We all learn about money from an early age, so it’s interesting to think about what we were taught when we were young. What rules have stood you in good stead and which ones would you pass on to future generations? Here are some thoughts.
SET YOURSELF FINANCIAL GOALS
At every stage of life, you’ll have financial goals and learning to control money from a young age will help them become achievable. Whether it’s saving for a deposit for a home of your own or ensuring you have enough to live on in retirement, starting early, getting good advice and regularly reviewing the progress you’re making all add up to a sound strategy.
GET INTO THE SAVINGS HABIT
Whatever your age, having a savings fund makes good sense. One of the best ways to ensure you’re building up your savings is to ensure you pay yourself first. Setting up a regular transfer to your savings account that goes through on pay day means you’re less likely to miss the money and it will help you stick to your savings target.

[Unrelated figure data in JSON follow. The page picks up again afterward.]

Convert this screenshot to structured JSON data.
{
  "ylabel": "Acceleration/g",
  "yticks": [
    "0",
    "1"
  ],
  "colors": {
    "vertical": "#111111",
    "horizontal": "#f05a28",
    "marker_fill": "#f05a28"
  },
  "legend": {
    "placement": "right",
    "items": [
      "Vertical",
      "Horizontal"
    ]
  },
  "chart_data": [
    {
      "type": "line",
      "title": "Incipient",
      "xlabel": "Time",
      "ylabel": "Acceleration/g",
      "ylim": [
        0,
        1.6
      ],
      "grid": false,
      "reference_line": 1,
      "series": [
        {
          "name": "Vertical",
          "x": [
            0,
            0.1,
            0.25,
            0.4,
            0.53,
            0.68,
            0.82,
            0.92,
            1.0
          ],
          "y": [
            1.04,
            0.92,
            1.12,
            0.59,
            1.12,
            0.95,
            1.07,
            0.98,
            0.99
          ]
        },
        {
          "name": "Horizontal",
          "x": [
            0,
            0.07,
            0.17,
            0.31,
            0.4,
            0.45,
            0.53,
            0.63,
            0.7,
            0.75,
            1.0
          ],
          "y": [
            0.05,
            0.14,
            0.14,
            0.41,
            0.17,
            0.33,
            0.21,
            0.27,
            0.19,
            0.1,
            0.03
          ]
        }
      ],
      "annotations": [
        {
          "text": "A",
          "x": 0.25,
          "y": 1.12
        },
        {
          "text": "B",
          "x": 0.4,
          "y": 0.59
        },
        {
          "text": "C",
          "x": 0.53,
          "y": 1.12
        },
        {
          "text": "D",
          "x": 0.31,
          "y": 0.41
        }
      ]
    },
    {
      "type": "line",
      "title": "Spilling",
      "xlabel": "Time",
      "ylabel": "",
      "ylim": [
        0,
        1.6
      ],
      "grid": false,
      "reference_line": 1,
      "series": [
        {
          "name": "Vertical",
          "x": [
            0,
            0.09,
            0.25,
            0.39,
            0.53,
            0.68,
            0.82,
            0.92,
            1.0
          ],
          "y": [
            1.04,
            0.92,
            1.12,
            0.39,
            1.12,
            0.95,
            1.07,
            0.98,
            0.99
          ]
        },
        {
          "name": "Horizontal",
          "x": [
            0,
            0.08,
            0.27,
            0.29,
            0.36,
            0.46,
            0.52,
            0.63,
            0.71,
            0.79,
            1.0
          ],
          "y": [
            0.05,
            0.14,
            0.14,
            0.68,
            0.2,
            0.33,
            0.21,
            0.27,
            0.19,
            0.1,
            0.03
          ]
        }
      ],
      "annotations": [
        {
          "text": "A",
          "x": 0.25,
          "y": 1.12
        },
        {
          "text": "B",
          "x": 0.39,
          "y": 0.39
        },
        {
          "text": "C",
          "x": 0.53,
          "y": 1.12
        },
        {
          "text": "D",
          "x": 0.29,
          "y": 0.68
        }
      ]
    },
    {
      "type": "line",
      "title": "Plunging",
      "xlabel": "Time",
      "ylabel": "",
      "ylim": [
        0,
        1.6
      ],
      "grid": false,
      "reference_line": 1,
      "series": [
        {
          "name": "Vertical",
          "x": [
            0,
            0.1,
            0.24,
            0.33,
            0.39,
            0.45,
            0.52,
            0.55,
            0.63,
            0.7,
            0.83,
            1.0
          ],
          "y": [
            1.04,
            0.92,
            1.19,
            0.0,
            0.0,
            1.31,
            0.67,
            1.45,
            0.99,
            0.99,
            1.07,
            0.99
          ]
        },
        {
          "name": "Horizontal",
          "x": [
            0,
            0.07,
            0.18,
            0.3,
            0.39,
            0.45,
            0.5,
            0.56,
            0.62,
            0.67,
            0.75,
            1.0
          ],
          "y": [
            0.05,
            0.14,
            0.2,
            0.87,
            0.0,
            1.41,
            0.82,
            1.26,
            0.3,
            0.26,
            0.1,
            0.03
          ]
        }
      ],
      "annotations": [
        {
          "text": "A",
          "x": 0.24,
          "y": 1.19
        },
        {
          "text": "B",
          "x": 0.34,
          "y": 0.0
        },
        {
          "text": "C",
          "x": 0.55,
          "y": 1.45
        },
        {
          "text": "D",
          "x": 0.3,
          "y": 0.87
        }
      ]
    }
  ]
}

DON’T NEGLECT YOUR PENSION
Although retirement could seem light years away, it pays to start saving as early as possible. Putting as much as you can comfortably afford into your pension will give you the best chance of enjoying a reasonable standard of living in your later years. So, while saving for things like a deposit for a home is important, don’t overlook your pension. Opting out of autoenrolment could bring regrets later.
BE AWARE OF FINANCIAL SCAMS
More and more financial scams come to light each year and they are getting increasingly sophisticated. What they offer may look appealing and be presented by people who seem plausible, but scams have resulted in people losing large amounts of money to fraudulent investments and even being conned out of their entire pension savings. It’s often the case that if something looks too good to be true, then it probably is. When it comes to major transactions such as investments, mortgages and pensions it always pays to take professional advice so that your interests are fully protected.
The value of investments and income from them may go down. You may not get back the original amount invested.
A pension is a long-term investment. The fund value may fluctuate and can go down. Your eventual income may depend on the size of the fund at retirement, future interest rates and tax legislation.